Crise da cultura ou crise civilizacional? Crise do espírito e do modo de vida ocidental ou crise da Humanidade? Crise da ideia da liberdade ou crise da prática da virtude?
Talvez um dos sentimentos mais compartilhados e evidentes do recente cenário de pandemia é o de crise. De todos os lados escutamos, percebemos, respiramos, somos absorvidos por sua presença: crise de governo, crise institucional, crise econômica, crise do desemprego, crise humanitária, crise existencial, crise da razão, crise da ciência, crise sanitária … e a lista poderia ser imensa ou até infinita.
No início de 2020, o planeta inteiro foi sacudido por um gigantesco avalanche chamado COVID-19 que alterou e continua alterando a vida de todos nós, das instituições que fazemos parte e da forma como se dão as relações humanas. Possivelmente, estejamos vivendo uma das maiores crises do século XXI.
Crise da cultura ou crise civilizacional? Crise do espírito e do modo de vida ocidental ou crise da Humanidade? Crise da ideia da liberdade ou crise da prática da virtude? Crise da vida pautada pela ética ou crise da prática de uma forma de fazer política que está nos destruindo?
Crise do consumismo ou crise de identidade? Crise do vazio existencial que se agiganta quando nos isolamos ou crise sanitária que ameaça a sobrevivência da espécie? Crise da banalização da morte ou crise de um sistema ultraliberal que transformou tudo em dinheiro?

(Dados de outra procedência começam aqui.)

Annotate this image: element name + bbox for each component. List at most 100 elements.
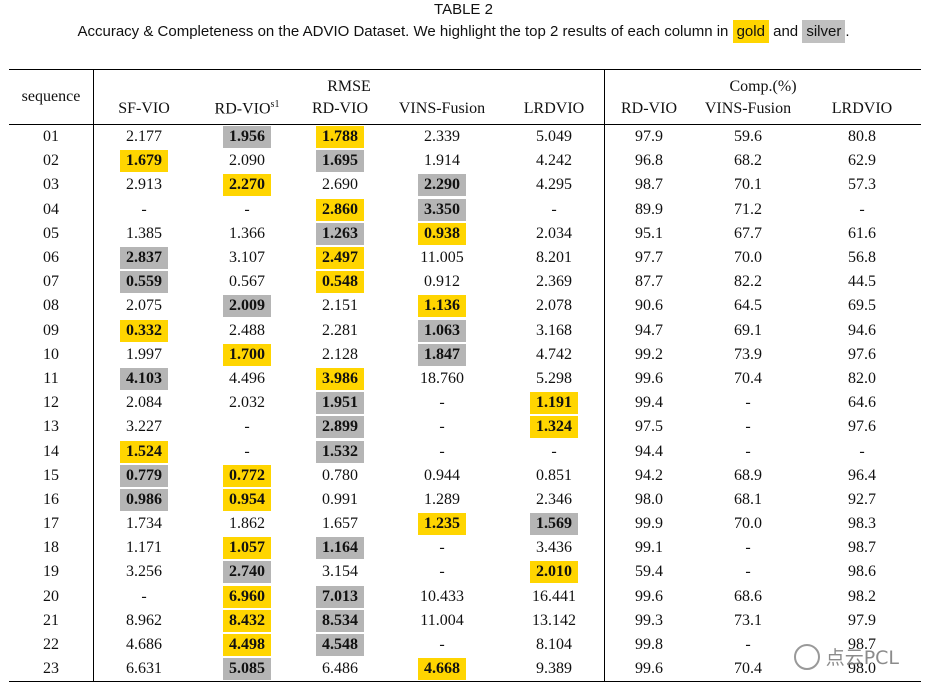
table-cell: 2.032 bbox=[194, 391, 300, 415]
cell-value: 99.4 bbox=[635, 394, 663, 412]
table-row: 18 1.171 1.057 1.164 - 3.436 99.1 - 98.7 bbox=[9, 536, 921, 561]
table-cell: 94.6 bbox=[803, 319, 921, 343]
header-col-vins-fusion: VINS-Fusion bbox=[398, 100, 486, 117]
table-cell: 82.0 bbox=[803, 367, 921, 391]
cell-value: 3.436 bbox=[536, 539, 572, 557]
gold-highlight-value: 1.136 bbox=[418, 295, 466, 318]
cell-value: 6.631 bbox=[126, 660, 162, 678]
table-cell: 64.5 bbox=[693, 294, 803, 318]
cell-value: 2.913 bbox=[126, 176, 162, 194]
table-cell: 68.2 bbox=[693, 149, 803, 173]
table-cell: 70.1 bbox=[693, 173, 803, 197]
cell-sequence: 10 bbox=[43, 345, 59, 363]
cell-value: 1.997 bbox=[126, 345, 162, 363]
cell-value: - bbox=[244, 200, 250, 218]
gold-highlight-value: 4.498 bbox=[223, 634, 271, 657]
table-cell: 1.164 bbox=[300, 536, 380, 560]
table-cell: 0.851 bbox=[504, 464, 605, 488]
table-cell: - bbox=[693, 536, 803, 560]
cell-value: 70.0 bbox=[734, 515, 762, 533]
cell-value: 0.991 bbox=[322, 490, 358, 508]
cell-sequence: 02 bbox=[43, 152, 59, 170]
caption-and-word: and bbox=[773, 23, 799, 40]
cell-value: 94.2 bbox=[635, 466, 663, 484]
table-cell: 3.256 bbox=[93, 560, 194, 585]
table-cell: 1.385 bbox=[93, 221, 194, 246]
cell-value: 2.075 bbox=[126, 297, 162, 315]
table-cell: 0.779 bbox=[93, 463, 194, 488]
cell-sequence: 21 bbox=[43, 611, 59, 629]
table-cell: 2.837 bbox=[93, 245, 194, 271]
cell-value: 2.488 bbox=[229, 321, 265, 339]
table-cell: 99.6 bbox=[604, 366, 693, 392]
cell-value: 56.8 bbox=[848, 249, 876, 267]
cell-value: 70.4 bbox=[734, 369, 762, 387]
table-cell: 99.8 bbox=[604, 632, 693, 658]
table-row: 09 0.332 2.488 2.281 1.063 3.168 94.7 69.1 94.6 bbox=[9, 318, 921, 343]
cell-value: 0.567 bbox=[229, 273, 265, 291]
table-cell: - bbox=[194, 415, 300, 439]
cell-value: 89.9 bbox=[635, 200, 663, 218]
header-col-rd-vio-s1-label: RD-VIO bbox=[214, 100, 271, 118]
header-col-rd-vio: RD-VIO bbox=[312, 100, 368, 117]
silver-highlight-value: 2.009 bbox=[223, 295, 271, 318]
cell-value: 96.8 bbox=[635, 152, 663, 170]
silver-highlight-value: 1.951 bbox=[316, 392, 364, 415]
table-cell: 1.997 bbox=[93, 342, 194, 367]
header-sequence: sequence bbox=[21, 88, 81, 105]
cell-value: - bbox=[551, 442, 557, 460]
table-cell: 1.695 bbox=[300, 149, 380, 173]
gold-highlight-value: 1.191 bbox=[530, 392, 578, 415]
cell-value: 90.6 bbox=[635, 297, 663, 315]
table-cell: 2.690 bbox=[300, 173, 380, 197]
table-cell: 99.9 bbox=[604, 512, 693, 537]
cell-value: 0.851 bbox=[536, 466, 572, 484]
table-cell: 97.7 bbox=[604, 245, 693, 271]
cell-value: - bbox=[439, 563, 445, 581]
cell-value: - bbox=[745, 418, 751, 436]
cell-value: 2.690 bbox=[322, 176, 358, 194]
table-row: 08 2.075 2.009 2.151 1.136 2.078 90.6 64.5 69.5 bbox=[9, 294, 921, 319]
silver-highlight-value: 7.013 bbox=[316, 585, 364, 608]
cell-value: 8.104 bbox=[536, 636, 572, 654]
header-group-rmse: RMSE bbox=[93, 69, 605, 98]
cell-value: 59.6 bbox=[734, 128, 762, 146]
table-cell: 98.7 bbox=[803, 536, 921, 560]
header-group-comp: Comp.(%) bbox=[604, 69, 921, 98]
table-cell: 8.201 bbox=[504, 246, 605, 270]
cell-sequence: 18 bbox=[43, 539, 59, 557]
table-cell: 2.497 bbox=[300, 246, 380, 270]
cell-value: 2.034 bbox=[536, 224, 572, 242]
cell-value: 1.862 bbox=[229, 515, 265, 533]
table-cell: 0.991 bbox=[300, 488, 380, 512]
table-cell: 59.4 bbox=[604, 560, 693, 585]
caption-silver-word: silver bbox=[802, 20, 846, 43]
table-cell: 99.1 bbox=[604, 536, 693, 561]
gold-highlight-value: 0.772 bbox=[223, 464, 271, 487]
table-cell: 4.742 bbox=[504, 343, 605, 367]
cell-value: 98.2 bbox=[848, 587, 876, 605]
cell-value: 10.433 bbox=[420, 587, 464, 605]
table-cell: 1.788 bbox=[300, 125, 380, 150]
table-cell: 3.986 bbox=[300, 367, 380, 391]
table-cell: 92.7 bbox=[803, 488, 921, 512]
table-cell: 5.298 bbox=[504, 367, 605, 391]
table-cell: 2.084 bbox=[93, 391, 194, 416]
table-cell: 67.7 bbox=[693, 222, 803, 246]
cell-value: 5.298 bbox=[536, 369, 572, 387]
table-cell: 0.567 bbox=[194, 270, 300, 294]
gold-highlight-value: 3.986 bbox=[316, 367, 364, 390]
cell-value: 2.090 bbox=[229, 152, 265, 170]
cell-value: - bbox=[745, 539, 751, 557]
cell-sequence: 13 bbox=[43, 418, 59, 436]
table-cell: 2.078 bbox=[504, 294, 605, 318]
cell-sequence: 06 bbox=[43, 249, 59, 267]
cell-value: 18.760 bbox=[420, 369, 464, 387]
table-cell: 1.679 bbox=[93, 149, 194, 174]
table-cell: 3.350 bbox=[380, 198, 504, 222]
cell-value: 0.944 bbox=[424, 466, 460, 484]
cell-value: 2.177 bbox=[126, 128, 162, 146]
cell-value: - bbox=[745, 636, 751, 654]
gold-highlight-value: 4.668 bbox=[418, 658, 466, 681]
table-row: 19 3.256 2.740 3.154 - 2.010 59.4 - 98.6 bbox=[9, 560, 921, 585]
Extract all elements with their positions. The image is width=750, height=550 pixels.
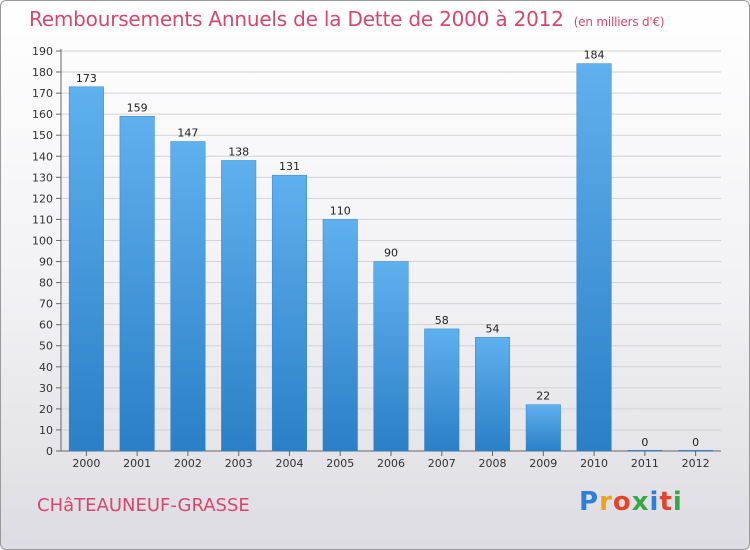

As perguntas são muitas e complexas. As respostas, parciais e pouco convincentes.
Como diz Adauto Novaes na coletânea A crise da razão, a crise exige de nós reflexão, pensar não apenas sobre os acontecimentos históricos, mas também os fundamentos, os percursos, as escolhas, as opções, as crenças e os valores que orientam nossa vida. Ter a capacidade de refletir sobre a crise não é tarefa simples e pouco desejável pela grande maioria das pessoas.
A reflexão por si só nos coloca de volta a nossa própria condição primeira, de vermos o quanto somos limitados, frágeis, finitos, vazios e, por tudo isso, também responsáveis por aquilo que acontece, por aquilo que defendemos. Se vivemos o caos e se a realidade nos ameaça, inclusive de morte em tempos de pandemia, então é necessário dar-se conta que poderia ter sido diferente se tivéssemos feito outras escolhas, optado por outros projetos, deliberado de outra forma.
A palavra crise ou o que ela designa, geralmente é traduzida por algo negativo, ou “algo que não vai bem”. Quando uma determinada sociedade vive um alto índice de desemprego, queda no consumo, perda expressiva de renda da maioria das pessoas, economia em baixa, precarização das condições de trabalho e recessão geralmente se diz que estamos passando por uma crise econômica. Quando alguém se sente vazio, sem perspectiva de vida, sem projetos e sonhos, geralmente dizemos que este alguém vive uma crise existencial.
Quando um determinado governo tem dificuldade de articular um conjunto de políticas (econômicas, sociais, comerciais, internacionais), tem dificuldade de se relacionar com outros poderes, causa escândalos, está em permanente guerra com a imprensa ou com outros partidos políticos, está ameaçado de sofrer um processo de impeachment atribuímos a essa situação a ideia de crise política. E os exemplos poderiam ser extensivos a todas as outras crises.
No entanto, a palavra crise também pode significar oportunidade.
É o que nos diz com propriedade João-Francisco Duarte Junior em seu livro O sentido dos sentidos, quando lembra que na cultura chinesa “o conceito de crise é wei-ji, locução composta pela junção dos ideogramas perigo e oportunidade”. Compreendida dessa maneira, crise não é somente uma situação arriscada, delicada, ameaçadora, perigosa, causadora de medo, insegurança, vulnerabilidade, morte; a crise pode ser também uma oportunidade para repensarmos nosso rumo societário, nossas relações, nossos projetos de vida, nossa própria existência, nosso estar no mundo.
A crise se torna, dessa perspectiva, um sinal de alerta para revermos os rumos, as escolhas, os valores, as prioridades, o que realmente importa. Que a pandemia indesejada se seja uma grande oportunidade para fazermos uma profunda revisão de nossa trajetória civilizacional e talvez sermos mais prudentes e inteligentes nas nossas escolhas.